Christina Z. Anderson (firstname.lastname@example.org)
Mon, 18 Oct 1999 00:25:09 -0600
I do much hand coloring. I use Marshall Oils on gelatin silver paper; the gelatin protects the paper (archivally) from deterioration by the acids in the oils. I am not sure how this is with other papers; I have water colored palladiums and that works fine, and is archival. Of course, gum would provide the protective coating between the oils and paper, and perhaps platinum, etc. works the same way. Oil on straight ungessoed paper does deteriorate; maybe call Marshall's and see if they have some "shelf life" figure for you.

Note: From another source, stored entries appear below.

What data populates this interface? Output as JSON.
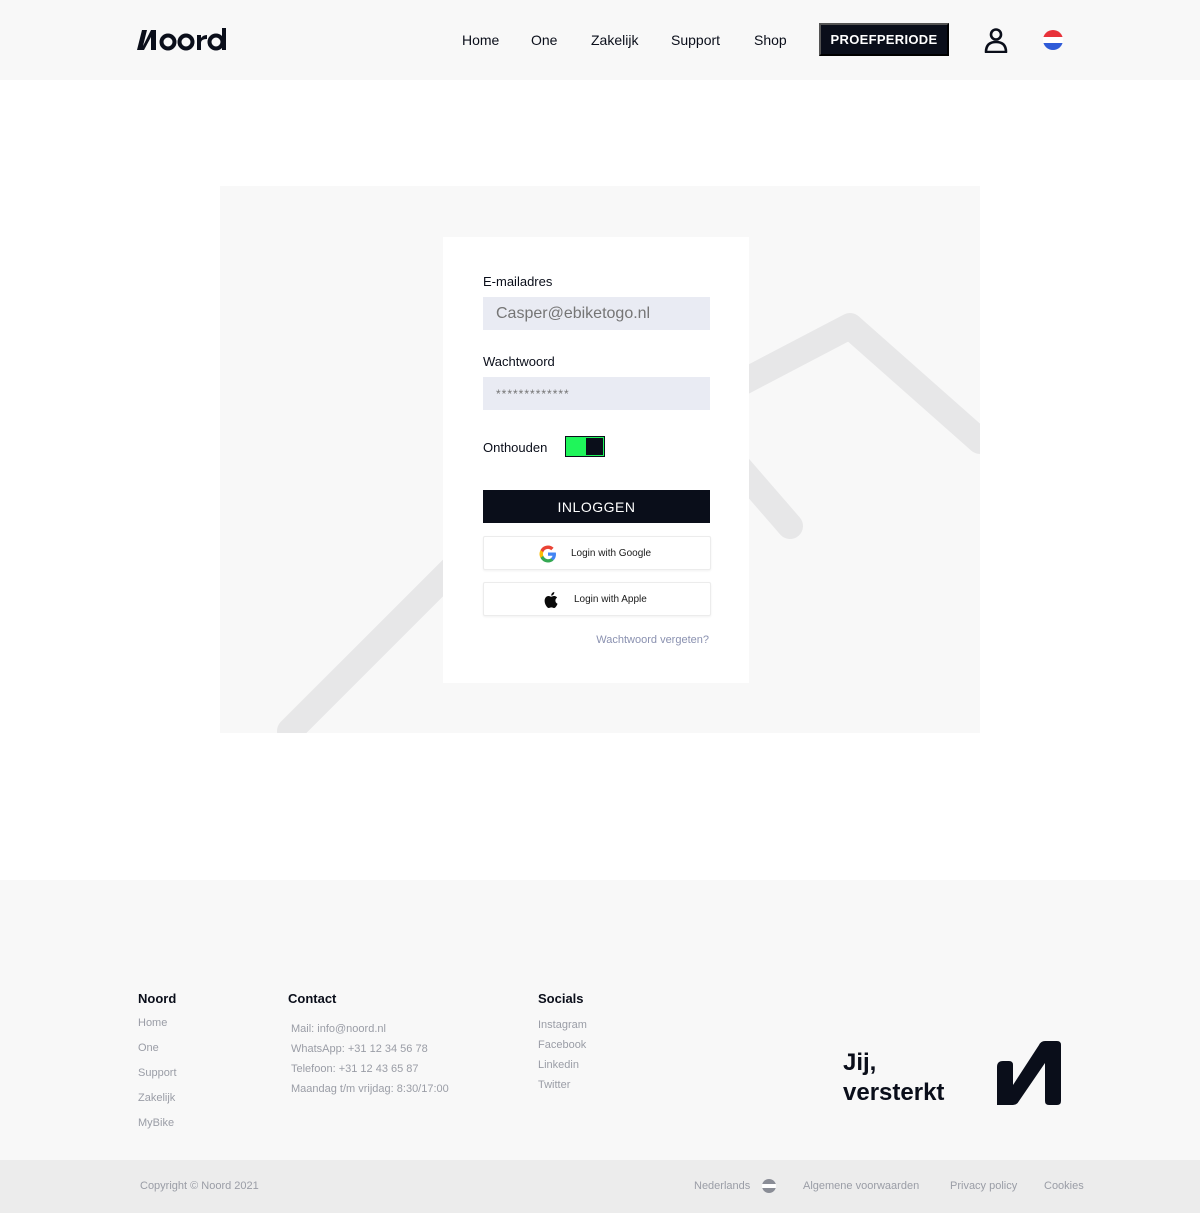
{
  "header": {
    "logo_text": "Noord",
    "nav": [
      "Home",
      "One",
      "Zakelijk",
      "Support",
      "Shop"
    ],
    "cta_label": "PROEFPERIODE",
    "user_icon": "user-icon",
    "flag_icon": "netherlands-flag-icon"
  },
  "login": {
    "email_label": "E-mailadres",
    "email_placeholder": "Casper@ebiketogo.nl",
    "password_label": "Wachtwoord",
    "password_placeholder": "*************",
    "remember_label": "Onthouden",
    "remember_on": true,
    "login_button": "INLOGGEN",
    "google_button": "Login with Google",
    "apple_button": "Login with Apple",
    "forgot_link": "Wachtwoord vergeten?"
  },
  "footer": {
    "columns": [
      {
        "heading": "Noord",
        "links": [
          "Home",
          "One",
          "Support",
          "Zakelijk",
          "MyBike"
        ]
      },
      {
        "heading": "Contact",
        "links": [
          "Mail: info@noord.nl",
          "WhatsApp: +31 12 34 56 78",
          "Telefoon: +31 12 43 65 87",
          "Maandag t/m vrijdag: 8:30/17:00"
        ]
      },
      {
        "heading": "Socials",
        "links": [
          "Instagram",
          "Facebook",
          "Linkedin",
          "Twitter"
        ]
      }
    ],
    "slogan_line1": "Jij,",
    "slogan_line2": "versterkt"
  },
  "bottom_bar": {
    "copyright": "Copyright © Noord 2021",
    "language": "Nederlands",
    "terms": "Algemene voorwaarden",
    "privacy": "Privacy policy",
    "cookies": "Cookies"
  },
  "colors": {
    "primary": "#0a0e1a",
    "accent_green": "#1ff55a",
    "input_bg": "#e9ebf3",
    "muted_text": "#9a9da6",
    "link_blue": "#8a91b0"
  }
}
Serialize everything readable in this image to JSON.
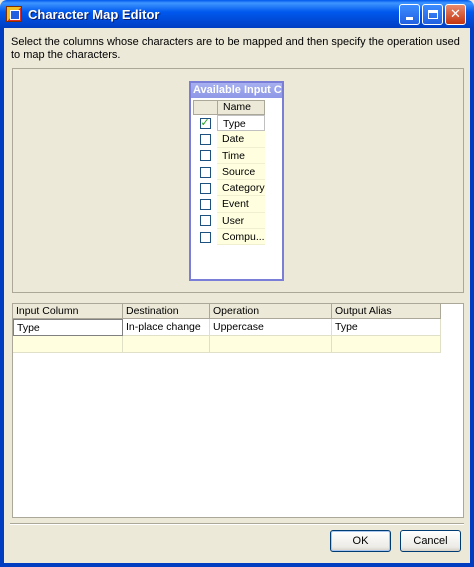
{
  "window": {
    "title": "Character Map Editor"
  },
  "instructions": "Select the columns whose characters are to be mapped and then specify the operation used to map the characters.",
  "available_columns": {
    "title": "Available Input C...",
    "header": "Name",
    "rows": [
      {
        "name": "Type",
        "checked": true
      },
      {
        "name": "Date",
        "checked": false
      },
      {
        "name": "Time",
        "checked": false
      },
      {
        "name": "Source",
        "checked": false
      },
      {
        "name": "Category",
        "checked": false
      },
      {
        "name": "Event",
        "checked": false
      },
      {
        "name": "User",
        "checked": false
      },
      {
        "name": "Compu...",
        "checked": false
      }
    ]
  },
  "mapping_table": {
    "headers": [
      "Input Column",
      "Destination",
      "Operation",
      "Output Alias"
    ],
    "rows": [
      [
        "Type",
        "In-place change",
        "Uppercase",
        "Type"
      ]
    ]
  },
  "buttons": {
    "ok": "OK",
    "cancel": "Cancel"
  },
  "colors": {
    "titlebar": "#0058ee",
    "panel_bg": "#ece9d8",
    "new_row": "#ffffe0",
    "column_box_border": "#7b7ed6"
  }
}
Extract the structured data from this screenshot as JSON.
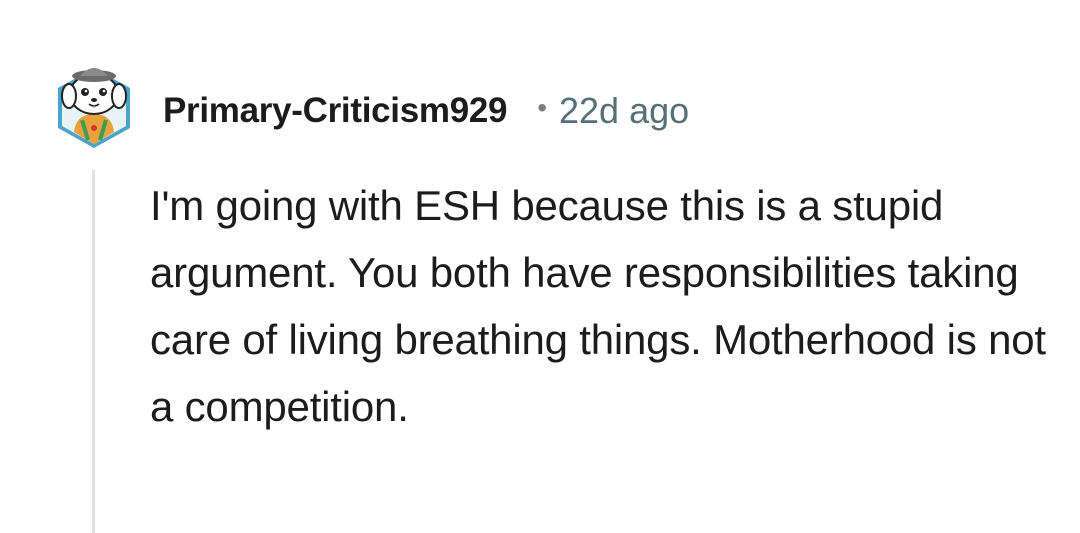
{
  "comment": {
    "avatar_icon": "snoo-dog-avatar-icon",
    "username": "Primary-Criticism929",
    "separator": "•",
    "timestamp": "22d ago",
    "body": "I'm going with ESH because this is a stupid argument. You both have responsibilities taking care of living breathing things. Motherhood is not a competition."
  },
  "colors": {
    "username": "#1c1c1c",
    "timestamp": "#576f76",
    "thread_line": "#e3e3e3",
    "body_text": "#1c1c1c",
    "background": "#ffffff"
  }
}
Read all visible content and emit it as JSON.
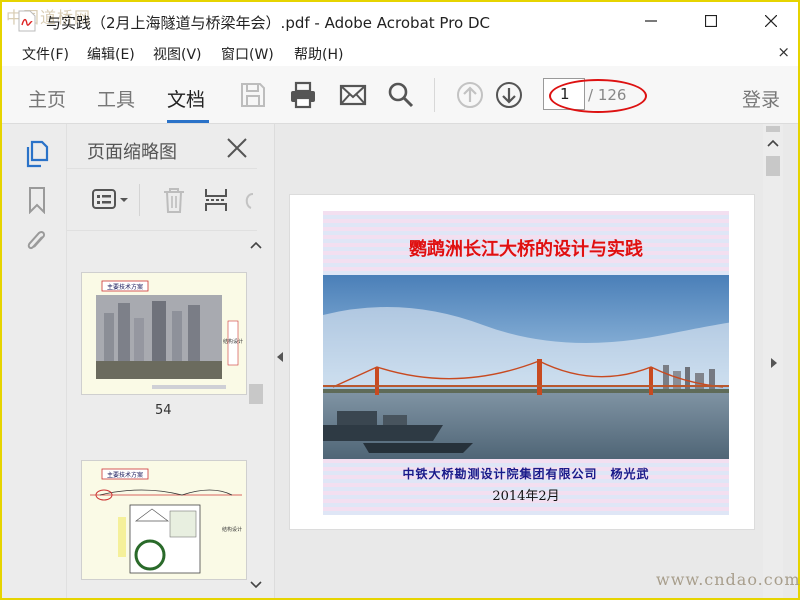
{
  "window": {
    "title": "与实践（2月上海隧道与桥梁年会）.pdf - Adobe Acrobat Pro DC",
    "watermark_top": "中国道桥网",
    "watermark_bottom": "www.cndao.com"
  },
  "menubar": {
    "items": [
      "文件(F)",
      "编辑(E)",
      "视图(V)",
      "窗口(W)",
      "帮助(H)"
    ],
    "close": "×"
  },
  "toolbar": {
    "tabs": [
      "主页",
      "工具",
      "文档"
    ],
    "active_tab": "文档",
    "page_current": "1",
    "page_total": "/ 126",
    "login": "登录",
    "icons": [
      "save-icon",
      "print-icon",
      "email-icon",
      "search-icon",
      "prev-page-icon",
      "next-page-icon"
    ]
  },
  "sidebar_panel": {
    "title": "页面缩略图",
    "thumbnails": [
      {
        "page": "54",
        "heading": "主要技术方案",
        "side": "结构设计"
      },
      {
        "page": "",
        "heading": "主要技术方案",
        "side": "结构设计"
      }
    ]
  },
  "slide": {
    "title": "鹦鹉洲长江大桥的设计与实践",
    "org": "中铁大桥勘测设计院集团有限公司　杨光武",
    "date": "2014年2月"
  },
  "colors": {
    "accent": "#2a72c8",
    "highlight_oval": "#dd1111",
    "slide_title": "#e01010",
    "frame": "#e6d400"
  }
}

I have 5 books on hand coloring; the one whose technique I use is James McKinnis's Handcoloring Photographs; it also has great examples of artists' works. And Marshall's Handcoloring Guide and Gallery is great also. There are others out there that are not worth buying.
Sent: Sunday, October 17, 1999 1:59 PM
Subject: Hand-Coloring hand-coated prints...help!
When hand-coloring any of the hand-coated alt-photo processes, what are
the important things to do, use or remember?
For instance, should some kind of "pre-coat" be used to seal the
absorbent paper surface before applying the color? And are Marshall oils
the best way to go or are other methods known to work better?
I'm not expecting a full primer on the topic, just interested in the
obvious pitfalls (any of which would NOT be obvious to someone like me
who's never done it) before experimenting blindly.
Lastly, which of the books on hand-coloring are good ones for general
skills in this area? Do any of the books deal with hand-coated papers or
are they all assuming you're starting with a gelatin-coated silver paper?
Thanks for any and all help and suggestions!